According to family lore, Colonel James Bowie, the inventor of the Bowie Knife and hero of the Alamo, was directly related to Maryland's Bowie family. The validity of these claims is difficult to determine. Some family traditions say that James Bowie left Maryland in 1760 and settled in South Carolina, where he fathered Rezin Bowie, the father of Colonel James Bowie. Other traditions suggest that James Bowie died around 1760 and that there is no connection between Maryland's Bowie family and Colonel James Bowie.

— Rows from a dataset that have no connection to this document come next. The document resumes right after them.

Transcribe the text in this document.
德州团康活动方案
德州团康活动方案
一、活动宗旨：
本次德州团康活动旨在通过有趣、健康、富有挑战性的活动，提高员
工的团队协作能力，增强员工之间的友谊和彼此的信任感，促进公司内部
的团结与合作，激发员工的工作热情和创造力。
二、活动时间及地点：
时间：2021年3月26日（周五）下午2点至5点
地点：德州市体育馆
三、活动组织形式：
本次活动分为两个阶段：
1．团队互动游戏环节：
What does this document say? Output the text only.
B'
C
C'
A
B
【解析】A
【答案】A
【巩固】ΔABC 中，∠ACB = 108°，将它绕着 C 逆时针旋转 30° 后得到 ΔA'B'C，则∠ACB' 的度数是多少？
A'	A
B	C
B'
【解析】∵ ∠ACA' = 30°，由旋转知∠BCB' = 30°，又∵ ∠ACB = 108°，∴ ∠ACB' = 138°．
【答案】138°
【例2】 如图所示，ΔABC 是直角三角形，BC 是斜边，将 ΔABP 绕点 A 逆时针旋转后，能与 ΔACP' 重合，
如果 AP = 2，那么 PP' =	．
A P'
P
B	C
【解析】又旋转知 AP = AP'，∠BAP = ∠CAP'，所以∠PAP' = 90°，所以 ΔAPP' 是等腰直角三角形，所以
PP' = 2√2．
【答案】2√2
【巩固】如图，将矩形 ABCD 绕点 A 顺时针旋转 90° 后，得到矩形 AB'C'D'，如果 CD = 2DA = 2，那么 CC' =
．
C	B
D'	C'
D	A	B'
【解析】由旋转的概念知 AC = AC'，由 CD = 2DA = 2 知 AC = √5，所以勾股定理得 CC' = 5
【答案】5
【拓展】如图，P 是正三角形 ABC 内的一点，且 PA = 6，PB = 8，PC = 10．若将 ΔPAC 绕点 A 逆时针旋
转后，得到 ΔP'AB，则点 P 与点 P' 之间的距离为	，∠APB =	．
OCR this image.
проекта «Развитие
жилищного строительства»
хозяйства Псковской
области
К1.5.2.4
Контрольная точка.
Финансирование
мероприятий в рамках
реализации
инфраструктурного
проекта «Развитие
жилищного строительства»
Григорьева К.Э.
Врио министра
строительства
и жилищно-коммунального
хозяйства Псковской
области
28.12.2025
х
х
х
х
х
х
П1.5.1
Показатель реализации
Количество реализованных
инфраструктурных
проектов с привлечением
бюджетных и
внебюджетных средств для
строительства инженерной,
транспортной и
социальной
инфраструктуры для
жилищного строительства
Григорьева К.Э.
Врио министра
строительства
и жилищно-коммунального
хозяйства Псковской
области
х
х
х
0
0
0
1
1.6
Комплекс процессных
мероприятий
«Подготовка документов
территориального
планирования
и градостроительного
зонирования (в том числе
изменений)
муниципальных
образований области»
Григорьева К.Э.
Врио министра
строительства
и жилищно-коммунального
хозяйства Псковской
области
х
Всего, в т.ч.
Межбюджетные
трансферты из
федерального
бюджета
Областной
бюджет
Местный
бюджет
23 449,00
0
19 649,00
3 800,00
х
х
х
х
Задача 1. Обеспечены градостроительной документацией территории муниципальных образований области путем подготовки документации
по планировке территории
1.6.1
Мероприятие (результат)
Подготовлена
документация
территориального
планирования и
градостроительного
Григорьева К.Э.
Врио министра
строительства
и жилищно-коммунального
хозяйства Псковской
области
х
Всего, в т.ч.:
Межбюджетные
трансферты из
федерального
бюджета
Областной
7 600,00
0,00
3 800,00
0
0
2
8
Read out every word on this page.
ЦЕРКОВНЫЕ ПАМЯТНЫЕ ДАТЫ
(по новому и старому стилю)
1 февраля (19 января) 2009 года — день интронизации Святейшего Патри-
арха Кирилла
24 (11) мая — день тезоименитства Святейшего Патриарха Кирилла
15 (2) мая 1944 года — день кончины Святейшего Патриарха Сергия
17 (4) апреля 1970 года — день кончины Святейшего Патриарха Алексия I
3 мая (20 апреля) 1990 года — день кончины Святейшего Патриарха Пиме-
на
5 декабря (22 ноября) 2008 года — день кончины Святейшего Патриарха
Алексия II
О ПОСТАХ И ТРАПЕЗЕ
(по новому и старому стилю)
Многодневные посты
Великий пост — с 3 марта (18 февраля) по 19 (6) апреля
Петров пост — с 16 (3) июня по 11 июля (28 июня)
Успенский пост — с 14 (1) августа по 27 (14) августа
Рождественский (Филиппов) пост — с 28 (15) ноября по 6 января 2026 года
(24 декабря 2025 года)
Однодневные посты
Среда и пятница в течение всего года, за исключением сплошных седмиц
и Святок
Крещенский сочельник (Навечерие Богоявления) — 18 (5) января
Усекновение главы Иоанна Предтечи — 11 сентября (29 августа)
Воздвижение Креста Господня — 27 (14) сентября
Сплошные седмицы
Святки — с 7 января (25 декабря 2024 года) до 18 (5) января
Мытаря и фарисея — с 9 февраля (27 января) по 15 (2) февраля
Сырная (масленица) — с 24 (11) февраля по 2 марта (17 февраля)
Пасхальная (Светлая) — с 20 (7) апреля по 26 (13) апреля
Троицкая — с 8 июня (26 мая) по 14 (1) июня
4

Perhaps the most public member of the Bowie family was Oden Bowie (1826-1894), who became prominent in the Democratic Party and served as Maryland's governor between 1869 and 1872. Bowie received commendations for gallantry during the Mexican-American War. Following the war, he entered politics. In 1847, Bowie campaigned for the Maryland General Assembly, but his campaign was hindered by allegations that he was underage. He won a State Senate seat in a subsequent election, but his political career would soon suffer because of his Confederate sympathies. His 1861 Senate re-election bid, along with his 1864 campaign for Lieutenant Governor, were both unsuccessful. Nevertheless, Bowie remained active in the Democratic Party and kept the organization from crumbling during the Civil War. In 1867, Bowie won a landslide victory over his Republican opponent for the governor's office. An avid horseman, Bowie was responsible for the opening of Pimlico Race Course in Baltimore and the naming of their famous Preakness race. Outside of politics, Bowie was an active business promoter. His support was instrumental in the Baltimore and Potomac Railroad's success. He also served as manager of Baltimore's streetcar system.
Washington Bowie, Jr., the fifth member of the family to bear that name, built impressive legal and military careers. The son of Colonel Washington Bowie and Nettie Schley, Washington Bowie, Jr., was born on November 20, 1872. He was admitted to the bar in June, 1896, and eventually became Vice-President and Counsel of the Fidelity and Deposit Company. Bowie launched his military career in 1894, when he enlisted in the 5th Maryland Infantry. In the following decades, Bowie served along the Mexican Border, in the Spanish American War, and overseas during World War I. He retired from the military in 1936, having achieved the rank of Major General.